In this opinion for the Court as the Chief Justice indicates by -- written by Justice Breyer, the bench announcement is as follows.

Last year, in Martinez versus Ryan, the Court was faced with an Arizona prisoner who asserted that his trial lawyer provided constitutionally ineffective assistance, but before he came to the federal court seeking habeas release – relief on that claim, the prisoner had procedurally defaulted that claim in the state court.

Under Arizona state law, he was forbidden to raise the claim on direct repeal.

The state instead required him to raise a claim in a state habeas proceeding.

But the petitioner had failed to do so.

This was because he said of his lawyers default.

So, under the rule that this Court had earlier said out in Coleman versus Thompson, the federal courts could not consider the merits or the petitioner's ineffective trial-counsel claim because that default took place during his first state habeas proceeding, rather than on state direct review.

But remember, that in the Martinez case in Arizona procedural rule prevented him from raising the inadequate trial-counsel claim on direct review.

It required the prisoner to raise the claim of trial ineffectiveness in his state habeas proceedings.

So on Martinez we reasoned that a narrow exception to the Coleman rule is necessary.

Otherwise, the prisoner might be deprived of any review at all of his ineffective assistance of trial-counsel claim.
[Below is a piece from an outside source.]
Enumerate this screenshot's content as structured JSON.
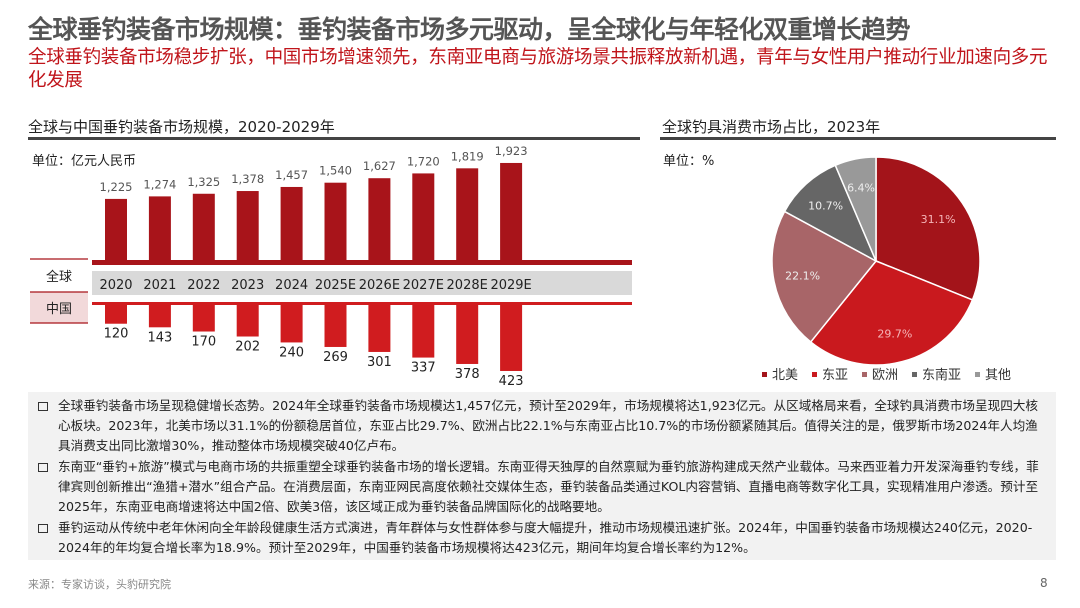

And so, we decided that in Arizona a procedural default would not bar a federal habeas court from hearing the prisoner's substantial claim of ineffective assistance at trial if in the State's initial collateral review proceeding, there was no counsel or counsel in that initial collateral review proceeding was ineffective.

In the case decided today, we are faced with the prisoner from Texas.

Like the prisoner in Martinez, he asserts that his trial lawyer provided ineffective assistance.

And like the prisoner in Martinez, he has procedurally defaulted that claim.

And like the prisoner in Martinez, this prisoner asserts that his procedural default is due to the ineffectiveness of his initial state habeas lawyer.

But here at Texas, unlike Arizona, does not require prisoners to race ineffective assistance of trial-counsel claims on state collateral review, rather on its face, Texas law permits prisoners to bring such claims on direct review and we must decide whether this difference matters.

We conclude that it does not.

As explained in detail in today's opinion, the Court concludes that the Texas system does not offer most defendants a meaningful opportunity to present a claim of ineffective assistance of trial counsel on direct appeal.

As a practical matter, a typical defendant will not be able to race such a claim in Texas into state collateral review proceedings.

And so, we conclude that the law should treat the Arizona and Texas systems similarly.

The Martinez exception applied to the Arizona system should also apply in Texas.

We vacate the Fifth Circuit's judgment to the contrary and remand the case before the proceedings.

Those proceedings can determine, in the first instance, where the Trevino's trial counsel ineffectiveness claim is substantial and whether he was provided ineffective assistance in his initial state habeas proceeding.

The Chief Justice has filed a dissenting opinion in which he is joined by Justice Alito.

Justice Scalia has filed a dissenting opinion in which he is joined by Justice Thomas.